The future of firefighting

Fire department seeks to convince voters to pass mill levy


After attending a presentation by the Craig Fire Department, some residents don't think a mill levy increase can be fairly debated in time for the May election.

Nine residents attended a presentation at the fire station Thursday night to hear about ae proposed 2.4 mill levy tax increase that fire department officials say will be needed over the next 15 years. The boost will bring the total mill levy to 4.397.

Saed Tayyara had questions answered, but still has more questions to be researched.

"I need more questions answered before I declare a position," Tayyara said.

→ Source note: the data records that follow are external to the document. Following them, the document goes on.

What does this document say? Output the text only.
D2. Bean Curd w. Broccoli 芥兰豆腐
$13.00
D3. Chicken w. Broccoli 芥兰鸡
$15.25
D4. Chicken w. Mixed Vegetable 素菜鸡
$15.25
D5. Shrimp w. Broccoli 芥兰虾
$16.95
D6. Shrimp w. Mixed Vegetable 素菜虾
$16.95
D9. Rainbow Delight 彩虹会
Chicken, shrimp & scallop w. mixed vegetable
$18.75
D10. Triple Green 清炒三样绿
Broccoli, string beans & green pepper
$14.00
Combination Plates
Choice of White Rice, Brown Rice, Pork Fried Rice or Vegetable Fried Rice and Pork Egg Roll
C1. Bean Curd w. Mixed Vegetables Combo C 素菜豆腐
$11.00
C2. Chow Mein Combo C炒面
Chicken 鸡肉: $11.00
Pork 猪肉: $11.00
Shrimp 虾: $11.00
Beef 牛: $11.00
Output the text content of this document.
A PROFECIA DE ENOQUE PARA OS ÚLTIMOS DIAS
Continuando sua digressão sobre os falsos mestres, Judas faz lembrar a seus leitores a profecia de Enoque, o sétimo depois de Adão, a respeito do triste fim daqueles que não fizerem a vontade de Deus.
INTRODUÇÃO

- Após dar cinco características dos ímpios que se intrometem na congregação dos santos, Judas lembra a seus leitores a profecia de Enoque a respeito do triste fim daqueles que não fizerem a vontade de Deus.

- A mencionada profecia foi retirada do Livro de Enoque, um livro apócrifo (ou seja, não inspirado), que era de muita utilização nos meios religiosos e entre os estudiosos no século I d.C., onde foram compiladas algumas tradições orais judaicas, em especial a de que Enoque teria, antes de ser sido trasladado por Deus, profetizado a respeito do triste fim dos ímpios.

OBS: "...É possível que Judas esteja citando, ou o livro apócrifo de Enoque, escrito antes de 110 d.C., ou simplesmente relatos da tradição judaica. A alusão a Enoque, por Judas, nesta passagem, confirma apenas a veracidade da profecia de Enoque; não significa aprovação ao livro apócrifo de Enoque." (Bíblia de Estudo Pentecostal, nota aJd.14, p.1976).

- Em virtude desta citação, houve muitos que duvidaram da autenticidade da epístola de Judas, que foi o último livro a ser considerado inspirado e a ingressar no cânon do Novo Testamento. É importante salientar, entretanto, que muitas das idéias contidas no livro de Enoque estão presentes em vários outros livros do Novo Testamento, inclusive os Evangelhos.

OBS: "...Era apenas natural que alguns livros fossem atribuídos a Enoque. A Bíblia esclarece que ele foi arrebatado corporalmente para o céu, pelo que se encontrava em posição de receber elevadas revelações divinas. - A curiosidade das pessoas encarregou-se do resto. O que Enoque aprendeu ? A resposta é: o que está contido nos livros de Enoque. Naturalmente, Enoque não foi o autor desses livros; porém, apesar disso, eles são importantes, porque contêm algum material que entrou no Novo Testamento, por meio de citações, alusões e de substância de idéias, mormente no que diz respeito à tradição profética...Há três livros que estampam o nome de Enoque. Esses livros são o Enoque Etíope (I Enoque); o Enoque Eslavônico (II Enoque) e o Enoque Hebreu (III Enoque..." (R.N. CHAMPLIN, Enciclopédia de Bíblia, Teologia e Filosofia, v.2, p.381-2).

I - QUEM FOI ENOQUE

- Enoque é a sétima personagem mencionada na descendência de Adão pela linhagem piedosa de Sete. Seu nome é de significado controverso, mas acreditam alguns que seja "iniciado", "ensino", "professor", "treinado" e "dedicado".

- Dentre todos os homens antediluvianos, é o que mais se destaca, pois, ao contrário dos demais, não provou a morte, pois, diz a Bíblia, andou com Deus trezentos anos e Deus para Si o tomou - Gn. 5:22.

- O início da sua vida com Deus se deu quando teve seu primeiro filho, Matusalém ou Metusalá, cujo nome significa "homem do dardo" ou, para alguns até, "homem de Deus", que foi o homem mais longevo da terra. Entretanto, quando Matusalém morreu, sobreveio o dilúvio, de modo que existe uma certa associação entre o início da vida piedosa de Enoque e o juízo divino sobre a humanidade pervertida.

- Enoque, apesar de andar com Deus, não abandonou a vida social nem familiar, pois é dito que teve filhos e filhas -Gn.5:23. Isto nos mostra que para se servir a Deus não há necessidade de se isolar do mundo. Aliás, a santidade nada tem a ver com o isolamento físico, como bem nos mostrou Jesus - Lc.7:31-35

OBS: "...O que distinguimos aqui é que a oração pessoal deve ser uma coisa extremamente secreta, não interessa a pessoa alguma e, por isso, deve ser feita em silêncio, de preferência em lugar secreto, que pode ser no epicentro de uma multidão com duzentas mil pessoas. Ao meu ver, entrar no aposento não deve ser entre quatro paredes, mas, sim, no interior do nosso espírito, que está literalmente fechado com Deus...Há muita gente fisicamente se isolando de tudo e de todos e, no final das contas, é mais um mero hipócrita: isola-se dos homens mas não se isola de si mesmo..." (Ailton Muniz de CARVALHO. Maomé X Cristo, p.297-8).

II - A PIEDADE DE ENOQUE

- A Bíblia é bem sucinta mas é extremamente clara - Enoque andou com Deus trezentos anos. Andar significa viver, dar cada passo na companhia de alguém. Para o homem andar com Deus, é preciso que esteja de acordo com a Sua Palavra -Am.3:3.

"I still have some questions I will be talking to Tom and Roy to get those answers, but I will still need time to study and evaluate what I learn. I don't think there's enough time for that for the election in May.

"I feel like there would be more input in the November election."

Don Jones, a Craig city councilor, likewise thinks the May 7 election is too close for the Craig Rural Fire District to make its case.

"I don't think there's been near enough publicity on the needs for the increase," Jones said. "Whether we need a training center or not, what the costs are, what the benefits to Craig are, where the money now goes for training, what the trucks will cost those questions need to be answered for the public. I don't think that's possible before the May election.

"This is important, but I don't think there's enough time to sell it to the public."

Craig Fire Chief Roy Mason is confident the issue can be properly discussed in the community, and that the community will see the importance of passing the increase.

"We brought in a consultant who has worked with other fire departments on (mill levy increases) and he set a timetable for this process," he said. "We're on schedule with that timetable."

Mason said the next steps would be flyers and town meetings, which will begin in about two weeks.

The issue on the ballot for the May 7 special district election is an increase of $550,000 to the Craig Rural Fire District budget. According to Mason, Craig Fire/Rescue faces two major problems when looking at its next 15 years of existence: Revenues are decreasing, and operation costs are projected to dramatically increase.

The Craig Rural Fire District now has a budget of $420,000 based on a mill levy of 1.997. As property values fluctuate, especially the recent devaluation of the power plant, the fire district loses money.

Over the next 15 years, several improvements will need to be made, including replacing trucks and a fire engine and gradual additions of full-time firefighters, Mason said.

The increase of 2.4 mills would provide $12.3 million over 15 years for these changes while also providing $1.5 million to allow the fire district to create a comprehensive training station.The proposed increase would cost the average household $2.50 a month, Mason said.

The 2.4 mills would not fluctuate as the 1.997 mills the fire district receives do now. The additional $550,000 would stay constant as property values fluctuate, so would the tax load on each taxpayer. The way the original 1.997 mills fluctuate the total amount received by the fire district changing, not the tax load would continue.

Even with the increase, Craig's mill levy level would still be among the lowest in the state, Mason said.

Without this increase, the district projects a debt of more than $6.4 million from the cost of operations alone at the end of 15 years.

"This mill levy increase will allow us to continue to provide services to Craig, to provide for the estimated 2 percent growth the community we will see each year," Mason said. "We will be able to properly maintain and replace equipment, maintain operations at the present level of service, and build a training center."